8. Why heatmap features are available for only certain cancer types?

The purpose of the heatmap feature is to list top differentially expressed genes based on median TPM values in normal and cancer samples. So this feature is not available for cancer types, for which normal samples were not sequenced. Also for cancer types (such as SKCM, GBM, PAAD, CESC) having less than 10 normal samples, the heatmap feature is not available since the power of the statistics is not strong enough to provide reliable differentially expressed genes.

9. Will you be adding additional datasets and analyses?

Yes, we will update the website periodically with additional data as they become available. We will also add additional feature.

10. In case of genes with low expression level (e.g.
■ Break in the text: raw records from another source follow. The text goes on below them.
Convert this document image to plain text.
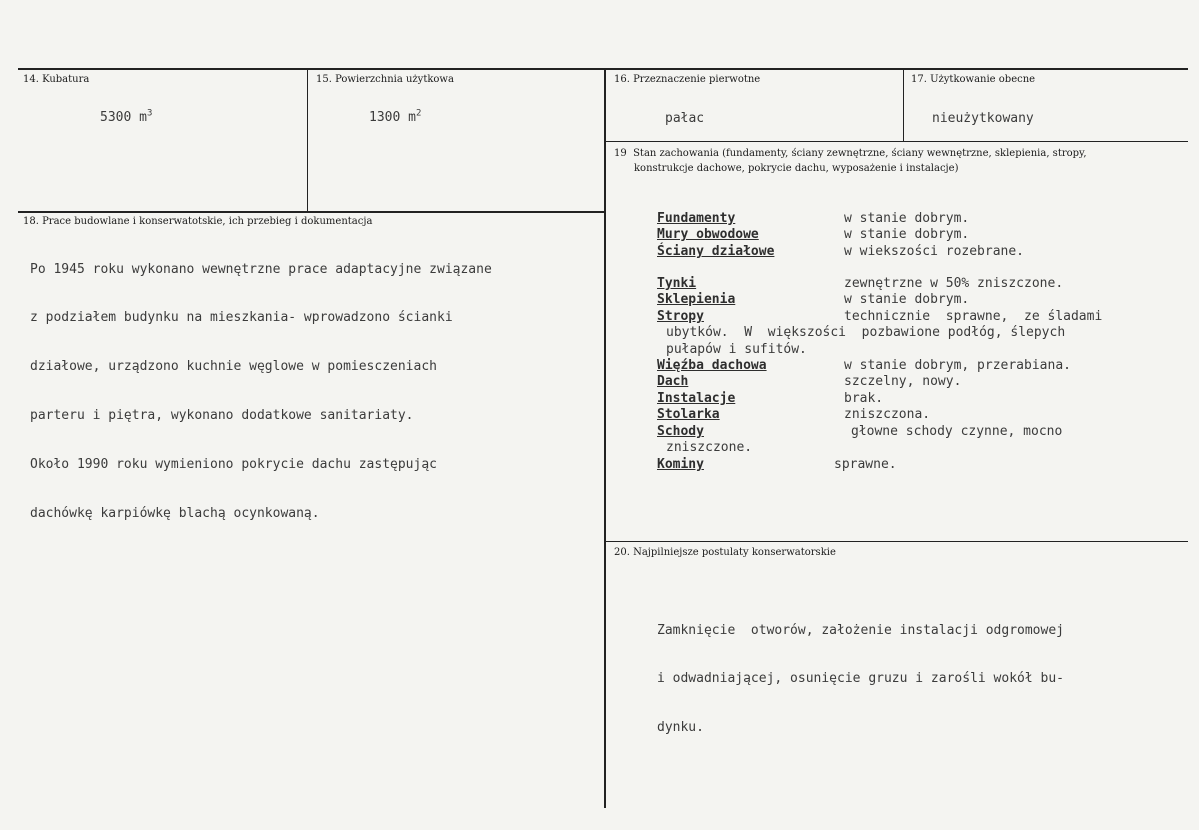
14. Kubatura
5300 $m^3$
15. Powierzchnia użytkowa
1300 $m^2$
16. Przeznaczenie pierwotne
pałac
17. Użytkowanie obecne
nieużytkowany
18. Prace budowlane i konserwatotskie, ich przebieg i dokumentacja

Po 1945 roku wykonano wewnętrzne prace adaptacyjne związane

z podziałem budynku na mieszkania- wprowadzono ścianki

działowe, urządzono kuchnie węglowe w pomiesczeniach

parteru i piętra, wykonano dodatkowe sanitariaty.

Około 1990 roku wymieniono pokrycie dachu zastępując

dachówkę karpiówkę blachą ocynkowaną.

19  Stan zachowania (fundamenty, ściany zewnętrzne, ściany wewnętrzne, sklepienia, stropy,
konstrukcje dachowe, pokrycie dachu, wyposażenie i instalacje)
Fundamenty	w stanie dobrym.
Mury obwodowe	w stanie dobrym.
Ściany działowe	w wiekszości rozebrane.
Tynki	zewnętrzne w 50% zniszczone.
Sklepienia	w stanie dobrym.
Stropy	technicznie  sprawne,  ze śladami
ubytków.  W  większości  pozbawione podłóg, ślepych
pułapów i sufitów.
Więźba dachowa	w stanie dobrym, przerabiana.
Dach	szczelny, nowy.
Instalacje	brak.
Stolarka	zniszczona.
Schody	głowne schody czynne, mocno
zniszczone.
Kominy	sprawne.
20. Najpilniejsze postulaty konserwatorskie

Zamknięcie  otworów, założenie instalacji odgromowej

i odwadniającej, osunięcie gruzu i zarośli wokół bu-

dynku.
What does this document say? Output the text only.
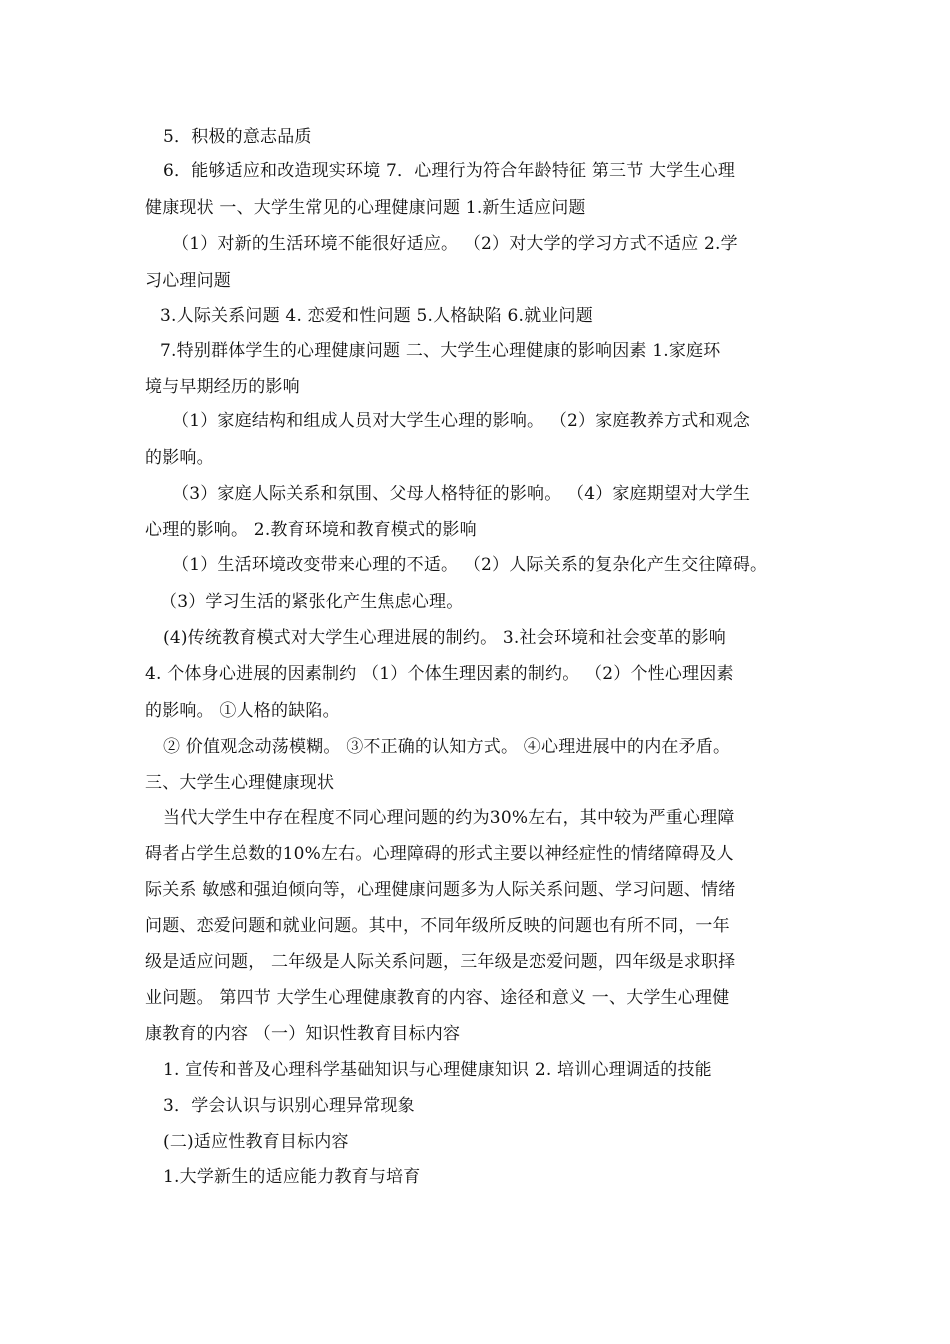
5．积极的意志品质
6．能够适应和改造现实环境 7．心理行为符合年龄特征 第三节 大学生心理
健康现状 一、大学生常见的心理健康问题 1.新生适应问题
（1）对新的生活环境不能很好适应。 （2）对大学的学习方式不适应 2.学
习心理问题
3.人际关系问题 4. 恋爱和性问题 5.人格缺陷 6.就业问题
7.特别群体学生的心理健康问题 二、大学生心理健康的影响因素 1.家庭环
境与早期经历的影响
（1）家庭结构和组成人员对大学生心理的影响。 （2）家庭教养方式和观念
的影响。
（3）家庭人际关系和氛围、父母人格特征的影响。 （4）家庭期望对大学生
心理的影响。 2.教育环境和教育模式的影响
（1）生活环境改变带来心理的不适。 （2）人际关系的复杂化产生交往障碍。
（3）学习生活的紧张化产生焦虑心理。
(4)传统教育模式对大学生心理进展的制约。 3.社会环境和社会变革的影响
4. 个体身心进展的因素制约 （1）个体生理因素的制约。 （2）个性心理因素
的影响。 ①人格的缺陷。
② 价值观念动荡模糊。 ③不正确的认知方式。 ④心理进展中的内在矛盾。
三、大学生心理健康现状
当代大学生中存在程度不同心理问题的约为30%左右，其中较为严重心理障
碍者占学生总数的10%左右。心理障碍的形式主要以神经症性的情绪障碍及人
际关系 敏感和强迫倾向等，心理健康问题多为人际关系问题、学习问题、情绪
问题、恋爱问题和就业问题。其中，不同年级所反映的问题也有所不同，一年
级是适应问题， 二年级是人际关系问题，三年级是恋爱问题，四年级是求职择
业问题。 第四节 大学生心理健康教育的内容、途径和意义 一、大学生心理健
康教育的内容 （一）知识性教育目标内容
1. 宣传和普及心理科学基础知识与心理健康知识 2. 培训心理调适的技能
3．学会认识与识别心理异常现象
(二)适应性教育目标内容
1.大学新生的适应能力教育与培育
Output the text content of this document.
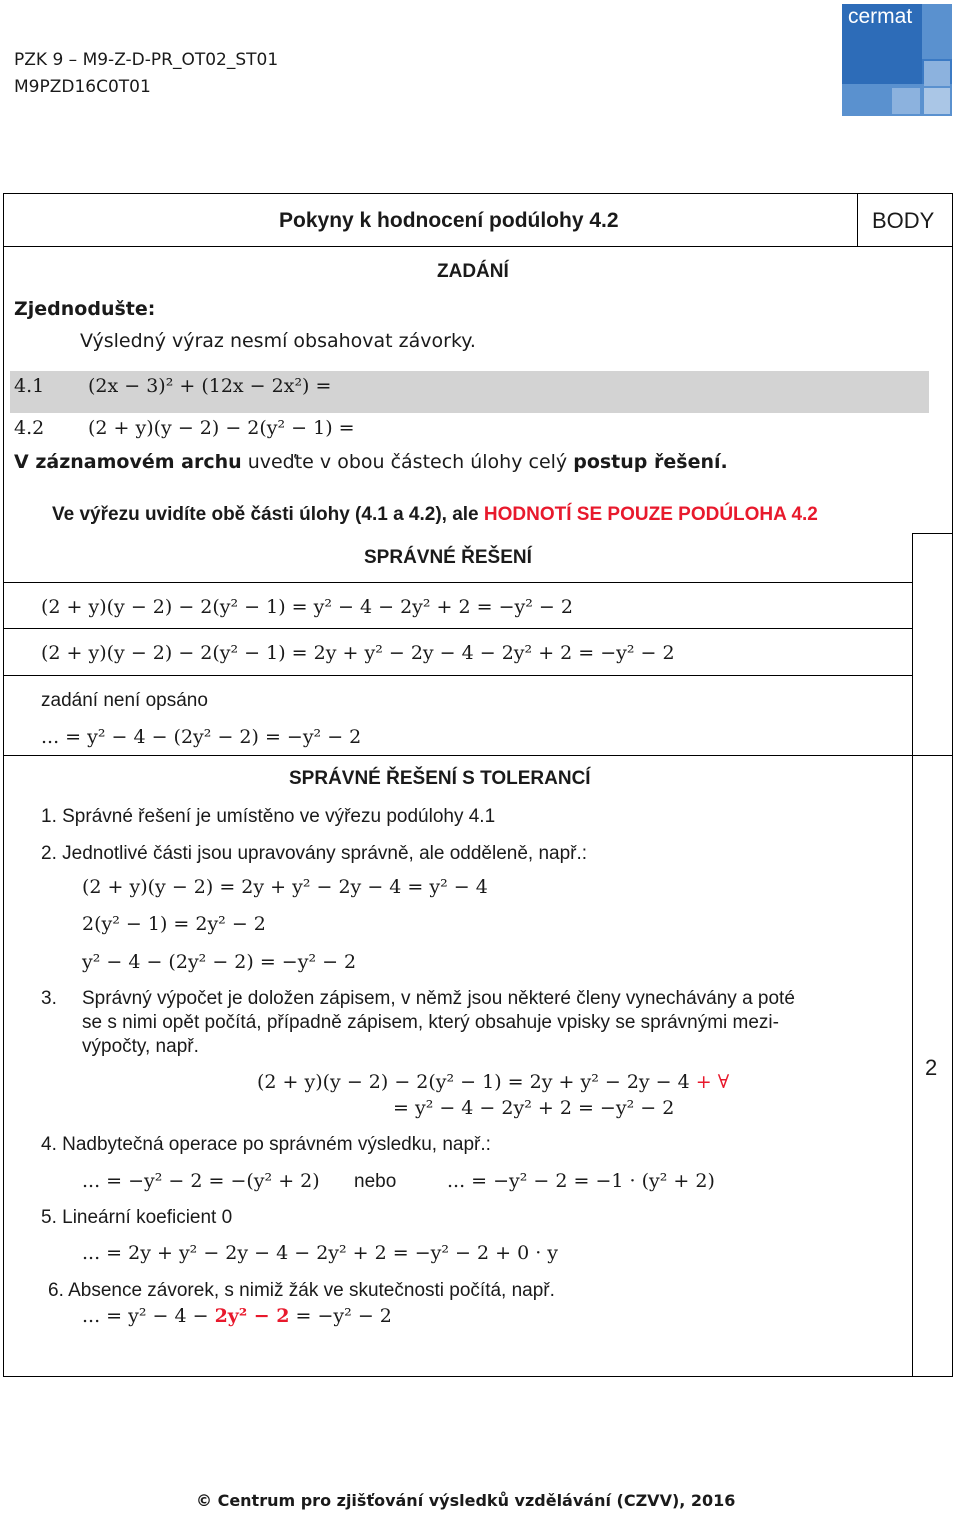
PZK 9 – M9-Z-D-PR_OT02_ST01
M9PZD16C0T01
cermat
Pokyny k hodnocení podúlohy 4.2	BODY
ZADÁNÍ
Zjednodušte:
Výsledný výraz nesmí obsahovat závorky.
4.1 (2x − 3)² + (12x − 2x²) =
4.2 (2 + y)(y − 2) − 2(y² − 1) =
V záznamovém archu uveďte v obou částech úlohy celý postup řešení.
Ve výřezu uvidíte obě části úlohy (4.1 a 4.2), ale HODNOTÍ SE POUZE PODÚLOHA 4.2
SPRÁVNÉ ŘEŠENÍ
(2 + y)(y − 2) − 2(y² − 1) = y² − 4 − 2y² + 2 = −y² − 2
(2 + y)(y − 2) − 2(y² − 1) = 2y + y² − 2y − 4 − 2y² + 2 = −y² − 2
zadání není opsáno
... = y² − 4 − (2y² − 2) = −y² − 2
SPRÁVNÉ ŘEŠENÍ S TOLERANCÍ
1. Správné řešení je umístěno ve výřezu podúlohy 4.1
2. Jednotlivé části jsou upravovány správně, ale odděleně, např.:
(2 + y)(y − 2) = 2y + y² − 2y − 4 = y² − 4
2(y² − 1) = 2y² − 2
y² − 4 − (2y² − 2) = −y² − 2
3. Správný výpočet je doložen zápisem, v němž jsou některé členy vynechávány a poté
se s nimi opět počítá, případně zápisem, který obsahuje vpisky se správnými mezi-
výpočty, např.
(2 + y)(y − 2) − 2(y² − 1) = 2y + y² − 2y − 4 + ∀
= y² − 4 − 2y² + 2 = −y² − 2
4. Nadbytečná operace po správném výsledku, např.:
... = −y² − 2 = −(y² + 2) nebo	... = −y² − 2 = −1 · (y² + 2)
5. Lineární koeficient 0
... = 2y + y² − 2y − 4 − 2y² + 2 = −y² − 2 + 0 · y
6. Absence závorek, s nimiž žák ve skutečnosti počítá, např.
... = y² − 4 − 2y² − 2 = −y² − 2
2
© Centrum pro zjišťování výsledků vzdělávání (CZVV), 2016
Median TPM < 1), how reliable will be prediction of gene expression and survival analysis?

While there is no exact cut-off value, we suggest using independent validations while using graphs for genes with low TPMs (less than 1 Median TPM in both normal and tumors) and the survival curves generated for those genes.

11. In the output of “scan by gene class”, on what basis gene were marked as "up-regulated"?

A gene is marked as up-regulated in specific cancer types, based on following criteria

  • median TPM in tumor samples is greater than median TPM in normal samples
  • Median TPM value is greater than 1
  • Statistical significance of expression differences (p-value) is less than 0.05
  • Ratio of median tumor TPM and median normal TPM is greater than 1.5

  • 12. Do all expression values are represented in boxplot?

    No. Outlier values are not depicted in boxplots.